Description
I'm trying to reproduce a problem mentioned in the user mailing list ("International characters only show correctly when form field is selected") with a confidential file that isn't shared. We know from screenshots is that it is a type 1 font with DictionaryEncoding. The only file I found is the one from PDFBOX-1084.
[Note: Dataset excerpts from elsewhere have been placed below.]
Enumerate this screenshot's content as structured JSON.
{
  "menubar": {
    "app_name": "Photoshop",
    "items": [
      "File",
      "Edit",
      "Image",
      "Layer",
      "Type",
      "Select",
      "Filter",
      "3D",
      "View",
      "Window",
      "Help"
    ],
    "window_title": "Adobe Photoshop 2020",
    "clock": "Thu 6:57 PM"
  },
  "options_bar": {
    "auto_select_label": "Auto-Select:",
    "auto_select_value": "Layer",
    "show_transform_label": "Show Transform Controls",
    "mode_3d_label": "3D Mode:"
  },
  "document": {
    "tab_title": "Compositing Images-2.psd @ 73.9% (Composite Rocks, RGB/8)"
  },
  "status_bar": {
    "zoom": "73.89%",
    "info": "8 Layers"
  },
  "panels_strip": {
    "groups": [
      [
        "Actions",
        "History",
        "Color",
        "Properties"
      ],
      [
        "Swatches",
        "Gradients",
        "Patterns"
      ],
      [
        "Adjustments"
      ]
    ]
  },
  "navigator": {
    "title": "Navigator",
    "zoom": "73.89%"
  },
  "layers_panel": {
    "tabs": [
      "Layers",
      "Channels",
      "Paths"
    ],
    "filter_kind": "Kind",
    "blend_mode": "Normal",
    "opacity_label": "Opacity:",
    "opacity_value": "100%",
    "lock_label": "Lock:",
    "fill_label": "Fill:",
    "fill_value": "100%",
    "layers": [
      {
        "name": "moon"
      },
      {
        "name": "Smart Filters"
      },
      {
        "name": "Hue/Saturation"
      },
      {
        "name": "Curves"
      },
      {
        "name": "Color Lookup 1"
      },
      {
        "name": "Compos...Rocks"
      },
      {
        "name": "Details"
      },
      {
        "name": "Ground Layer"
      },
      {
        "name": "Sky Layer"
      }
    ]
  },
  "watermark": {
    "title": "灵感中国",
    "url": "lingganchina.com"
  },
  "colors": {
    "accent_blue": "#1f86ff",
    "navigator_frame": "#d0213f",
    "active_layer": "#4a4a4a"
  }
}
The original file was changed with this code so that all text fields have an embedded font with DictionaryEncoding that isn't used in the original form:
try (PDDocument doc = PDDocument.load(new File("PDFBOX-1084.pdf"))) { doc.getDocumentCatalog().setViewerPreferences(null); PDAcroForm acroForm = doc.getDocumentCatalog().getAcroForm(); for (PDField field : acroForm.getFieldTree()) { if (field instanceof PDTextField ) { PDTextField tf = (PDTextField) field; String da = tf.getDefaultAppearance(); if (da.startsWith("/HeBo")) { tf.setDefaultAppearance("/HelveticaNeue-Italic" + da.substring(5)); field.setValue(field.getPartialName()); } } } doc.save("PDFBOX-1084-mod.pdf"); }
On the modified file, this code was run:
acroForm.getField("f1_09(0)").setValue("Stanisław äöüÄÖÜß");
PDFBox shows the field content but the ł is hard to see. Adobe Reader doesn't show the ł, and when clicking on the field, it shows the ł but not the german umlauts. Amusingly, if I copy & paste the mess that I get, it's umlauts again.